Le défi de l’intégration africaine

D’Alger à Lagos, et bien au-delà, la nouvelle Afrique trace son sillon dans la voie de la renaissance continentale. Imaginé, il y a près de deux décennies par les pionniers du Nepad, le rêve d’une Afrique unie et forte est devenu une réalité traduite en actes concrets par la mise en place d’une zone de libre-échange, entrée en vigueur le 1er janvier et ratifiée par 34 pays (sur les 54 que compte l’Union africaine) dont l’Algérie a été l’un des premiers signataires.

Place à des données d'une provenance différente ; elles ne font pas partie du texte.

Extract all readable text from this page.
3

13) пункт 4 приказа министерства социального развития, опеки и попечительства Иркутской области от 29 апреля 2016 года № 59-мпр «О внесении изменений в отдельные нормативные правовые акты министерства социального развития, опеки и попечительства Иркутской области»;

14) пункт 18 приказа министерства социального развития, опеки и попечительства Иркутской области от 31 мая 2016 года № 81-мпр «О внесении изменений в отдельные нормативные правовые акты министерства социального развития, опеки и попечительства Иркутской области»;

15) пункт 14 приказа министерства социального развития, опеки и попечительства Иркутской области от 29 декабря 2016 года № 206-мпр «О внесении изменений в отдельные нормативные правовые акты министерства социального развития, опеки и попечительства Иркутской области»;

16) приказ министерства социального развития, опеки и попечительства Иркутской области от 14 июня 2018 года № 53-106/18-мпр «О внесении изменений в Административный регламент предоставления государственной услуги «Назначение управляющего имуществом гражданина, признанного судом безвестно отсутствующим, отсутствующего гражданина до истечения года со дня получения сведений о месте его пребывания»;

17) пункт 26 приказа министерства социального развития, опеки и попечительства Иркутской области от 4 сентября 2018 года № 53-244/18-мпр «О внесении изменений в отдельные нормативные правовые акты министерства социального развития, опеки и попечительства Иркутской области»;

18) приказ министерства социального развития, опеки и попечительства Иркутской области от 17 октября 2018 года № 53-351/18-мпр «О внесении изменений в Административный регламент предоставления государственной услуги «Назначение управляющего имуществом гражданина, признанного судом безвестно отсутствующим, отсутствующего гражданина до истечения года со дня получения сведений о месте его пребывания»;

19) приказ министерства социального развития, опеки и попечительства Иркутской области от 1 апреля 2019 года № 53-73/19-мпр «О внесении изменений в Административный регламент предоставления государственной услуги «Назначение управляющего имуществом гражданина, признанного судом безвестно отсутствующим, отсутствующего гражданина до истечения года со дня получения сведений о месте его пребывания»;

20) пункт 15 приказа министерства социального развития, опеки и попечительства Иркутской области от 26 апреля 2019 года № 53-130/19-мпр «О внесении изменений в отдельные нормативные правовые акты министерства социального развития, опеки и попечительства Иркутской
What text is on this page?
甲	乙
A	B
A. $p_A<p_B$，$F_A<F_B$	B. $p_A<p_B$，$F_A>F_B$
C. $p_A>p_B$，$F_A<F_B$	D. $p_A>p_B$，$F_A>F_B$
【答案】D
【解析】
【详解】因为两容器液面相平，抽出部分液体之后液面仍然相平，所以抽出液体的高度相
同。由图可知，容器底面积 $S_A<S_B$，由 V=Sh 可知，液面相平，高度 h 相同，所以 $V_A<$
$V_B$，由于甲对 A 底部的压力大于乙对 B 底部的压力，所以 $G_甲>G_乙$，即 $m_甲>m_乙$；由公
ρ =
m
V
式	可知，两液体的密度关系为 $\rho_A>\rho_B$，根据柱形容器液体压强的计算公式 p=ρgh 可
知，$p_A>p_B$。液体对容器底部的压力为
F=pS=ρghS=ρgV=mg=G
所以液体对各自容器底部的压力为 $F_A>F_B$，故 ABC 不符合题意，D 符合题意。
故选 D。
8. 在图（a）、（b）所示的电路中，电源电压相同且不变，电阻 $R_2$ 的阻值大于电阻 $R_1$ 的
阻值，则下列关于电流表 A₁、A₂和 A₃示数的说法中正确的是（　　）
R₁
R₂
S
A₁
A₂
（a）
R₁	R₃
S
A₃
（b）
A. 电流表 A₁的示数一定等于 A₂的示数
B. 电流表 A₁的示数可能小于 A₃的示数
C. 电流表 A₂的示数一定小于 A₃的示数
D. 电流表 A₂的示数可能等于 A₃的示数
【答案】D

A l’épreuve de la pandémie qui a gravement affecté les économies africaines et révélé la tendance au repli sur soi des pays développés, la prise de conscience de plus en plus grande de la nécessité d’une accélération de ce projet ambitieux se fonde sur les énormes potentialités de l’Afrique, déterminée à relever le défi de la croissance et de la stabilité régionale, minée par la persistance des conflits et aggravée par l’ingérence des puissances étrangères. L’Afrique doit nécessairement se réapproprier le rôle central qui lui revient de droit dans la gestion des crises africaines pour faire «taire les armes» et retrouver sa place dans le concert des nations.

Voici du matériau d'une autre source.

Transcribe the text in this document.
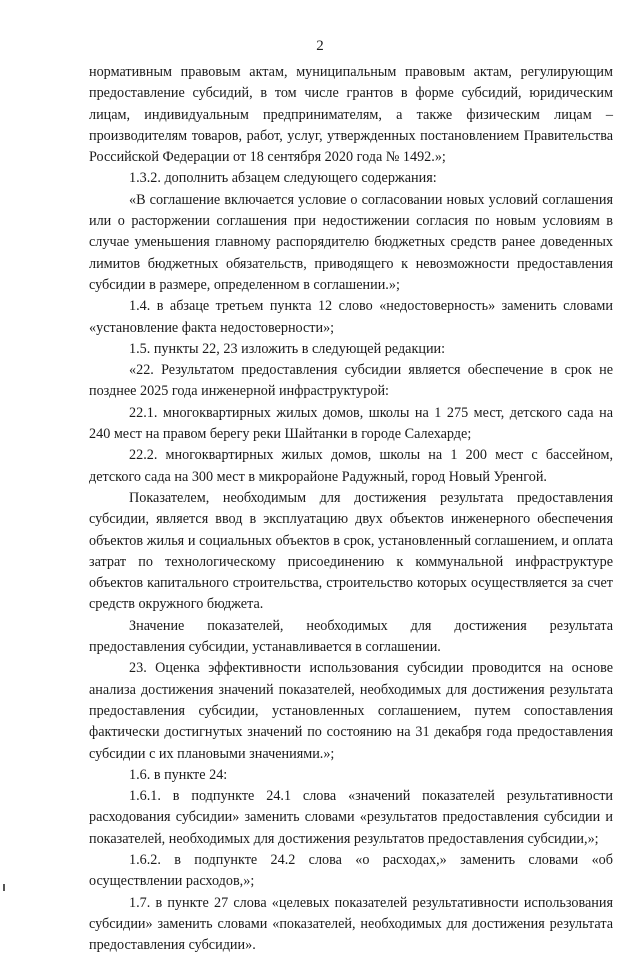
2

нормативным правовым актам, муниципальным правовым актам, регулирующим предоставление субсидий, в том числе грантов в форме субсидий, юридическим лицам, индивидуальным предпринимателям, а также физическим лицам – производителям товаров, работ, услуг, утвержденных постановлением Правительства Российской Федерации от 18 сентября 2020 года № 1492.»;

1.3.2. дополнить абзацем следующего содержания:

«В соглашение включается условие о согласовании новых условий соглашения или о расторжении соглашения при недостижении согласия по новым условиям в случае уменьшения главному распорядителю бюджетных средств ранее доведенных лимитов бюджетных обязательств, приводящего к невозможности предоставления субсидии в размере, определенном в соглашении.»;

1.4. в абзаце третьем пункта 12 слово «недостоверность» заменить словами «установление факта недостоверности»;

1.5. пункты 22, 23 изложить в следующей редакции:

«22. Результатом предоставления субсидии является обеспечение в срок не позднее 2025 года инженерной инфраструктурой:

22.1. многоквартирных жилых домов, школы на 1 275 мест, детского сада на 240 мест на правом берегу реки Шайтанки в городе Салехарде;

22.2. многоквартирных жилых домов, школы на 1 200 мест с бассейном, детского сада на 300 мест в микрорайоне Радужный, город Новый Уренгой.

Показателем, необходимым для достижения результата предоставления субсидии, является ввод в эксплуатацию двух объектов инженерного обеспечения объектов жилья и социальных объектов в срок, установленный соглашением, и оплата затрат по технологическому присоединению к коммунальной инфраструктуре объектов капитального строительства, строительство которых осуществляется за счет средств окружного бюджета.

Значение показателей, необходимых для достижения результата предоставления субсидии, устанавливается в соглашении.

23. Оценка эффективности использования субсидии проводится на основе анализа достижения значений показателей, необходимых для достижения результата предоставления субсидии, установленных соглашением, путем сопоставления фактически достигнутых значений по состоянию на 31 декабря года предоставления субсидии с их плановыми значениями.»;

1.6. в пункте 24:

1.6.1. в подпункте 24.1 слова «значений показателей результативности расходования субсидии» заменить словами «результатов предоставления субсидии и показателей, необходимых для достижения результатов предоставления субсидии,»;

1.6.2. в подпункте 24.2 слова «о расходах,» заменить словами «об осуществлении расходов,»;

1.7. в пункте 27 слова «целевых показателей результативности использования субсидии» заменить словами «показателей, необходимых для достижения результата предоставления субсидии».
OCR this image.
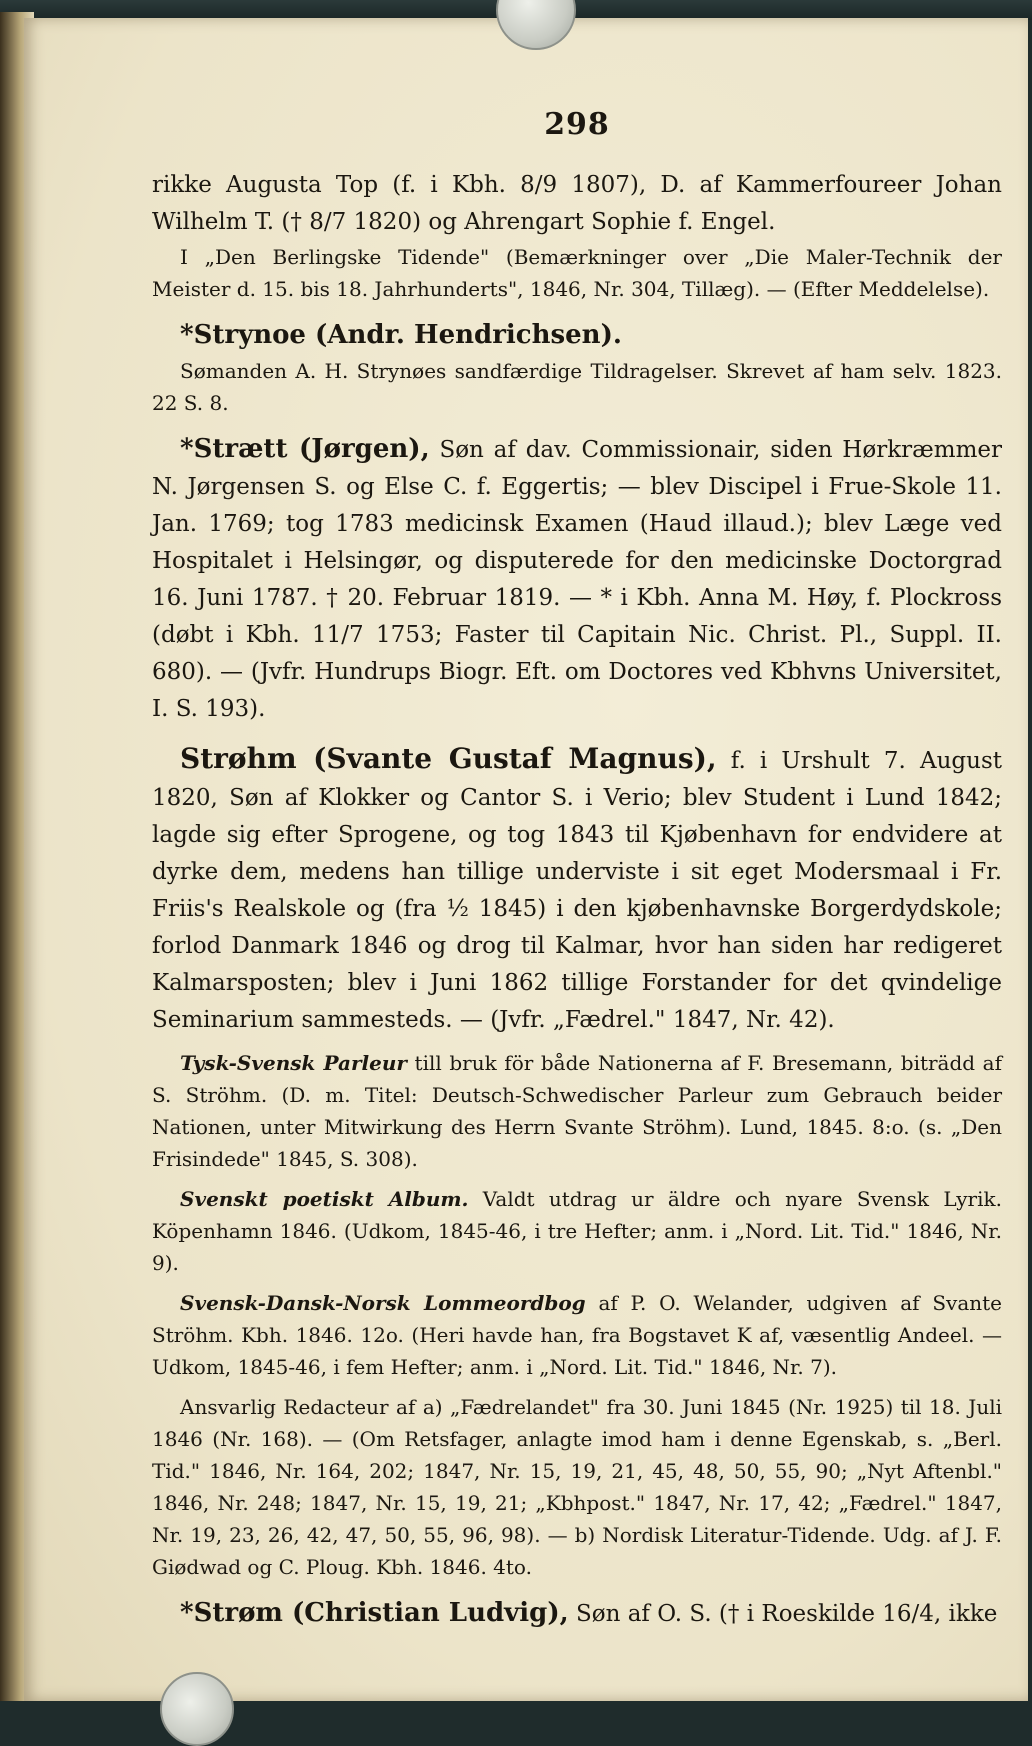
298

rikke Augusta Top (f. i Kbh. 8/9 1807), D. af Kammerfoureer Johan Wilhelm T. († 8/7 1820) og Ahrengart Sophie f. Engel.

I „Den Berlingske Tidende" (Bemærkninger over „Die Maler-Technik der Meister d. 15. bis 18. Jahrhunderts", 1846, Nr. 304, Tillæg). — (Efter Meddelelse).

*Strynoe (Andr. Hendrichsen).

Sømanden A. H. Strynøes sandfærdige Tildragelser. Skrevet af ham selv. 1823. 22 S. 8.

*Strætt (Jørgen), Søn af dav. Commissionair, siden Hørkræmmer N. Jørgensen S. og Else C. f. Eggertis; — blev Discipel i Frue-Skole 11. Jan. 1769; tog 1783 medicinsk Examen (Haud illaud.); blev Læge ved Hospitalet i Helsingør, og disputerede for den medicinske Doctorgrad 16. Juni 1787. † 20. Februar 1819. — * i Kbh. Anna M. Høy, f. Plockross (døbt i Kbh. 11/7 1753; Faster til Capitain Nic. Christ. Pl., Suppl. II. 680). — (Jvfr. Hundrups Biogr. Eft. om Doctores ved Kbhvns Universitet, I. S. 193).

Strøhm (Svante Gustaf Magnus), f. i Urshult 7. August 1820, Søn af Klokker og Cantor S. i Verio; blev Student i Lund 1842; lagde sig efter Sprogene, og tog 1843 til Kjøbenhavn for endvidere at dyrke dem, medens han tillige underviste i sit eget Modersmaal i Fr. Friis's Realskole og (fra ½ 1845) i den kjøbenhavnske Borgerdydskole; forlod Danmark 1846 og drog til Kalmar, hvor han siden har redigeret Kalmarsposten; blev i Juni 1862 tillige Forstander for det qvindelige Seminarium sammesteds. — (Jvfr. „Fædrel." 1847, Nr. 42).

Tysk-Svensk Parleur till bruk för både Nationerna af F. Bresemann, biträdd af S. Ströhm. (D. m. Titel: Deutsch-Schwedischer Parleur zum Gebrauch beider Nationen, unter Mitwirkung des Herrn Svante Ströhm). Lund, 1845. 8:o. (s. „Den Frisindede" 1845, S. 308).

Svenskt poetiskt Album. Valdt utdrag ur äldre och nyare Svensk Lyrik. Köpenhamn 1846. (Udkom, 1845-46, i tre Hefter; anm. i „Nord. Lit. Tid." 1846, Nr. 9).

Svensk-Dansk-Norsk Lommeordbog af P. O. Welander, udgiven af Svante Ströhm. Kbh. 1846. 12o. (Heri havde han, fra Bogstavet K af, væsentlig Andeel. — Udkom, 1845-46, i fem Hefter; anm. i „Nord. Lit. Tid." 1846, Nr. 7).

Ansvarlig Redacteur af a) „Fædrelandet" fra 30. Juni 1845 (Nr. 1925) til 18. Juli 1846 (Nr. 168). — (Om Retsfager, anlagte imod ham i denne Egenskab, s. „Berl. Tid." 1846, Nr. 164, 202; 1847, Nr. 15, 19, 21, 45, 48, 50, 55, 90; „Nyt Aftenbl." 1846, Nr. 248; 1847, Nr. 15, 19, 21; „Kbhpost." 1847, Nr. 17, 42; „Fædrel." 1847, Nr. 19, 23, 26, 42, 47, 50, 55, 96, 98). — b) Nordisk Literatur-Tidende. Udg. af J. F. Giødwad og C. Ploug. Kbh. 1846. 4to.

*Strøm (Christian Ludvig), Søn af O. S. († i Roeskilde 16/4, ikke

A la faveur de la Zlecaf, un grand pas a été fait par l’Union africaine forte des promesses d’intégration dans un marché qui compte 1,3 milliard de personnes et 3.400 milliards de dollars. Il s’agit indéniablement d’une opportunité pour combattre la dépendance, la marginalisation historique et la pauvreté. Ce projet phare de l’Agenda 2063 «reflète la parfaite volonté des Etats africains de renforcer leur intégration régionale et de créer un marché commun, favorisant l’amélioration de la performance économique du continent», a affirmé le Premier ministre, Abdelaziz Djerad, lors de la rencontre de haut niveau organisée à l’occasion du 20e anniversaire du Nepad devenue l’Agence de développement de l’Union africaine.

Cette importante avancée, qui traduit la capacité de l’Afrique à «compter sur soi», s’appuie sur les acquis enregistrés par le Nepad qui a permis la réalisation d’nfrastructures nationales et régionales. En pionnier du Nepad, l’Algérie a œuvré au renforcement de la coopération régionale.

D’Alger au Lagos, et dans l’espace sahélien, l’approche intégrationniste se fonde sur la concrétisation de la route transsaharienne, le lancement de la fibre optique, l’instauration du hub aéroportuaire à Tamanrasset et la consolidation des mégaprojets des ports de Djendjen et Hamdania en poumon du commerce intra-africain. Le défi de l’intégration africaine est à portée de la nouvelle Afrique unie et solidaire.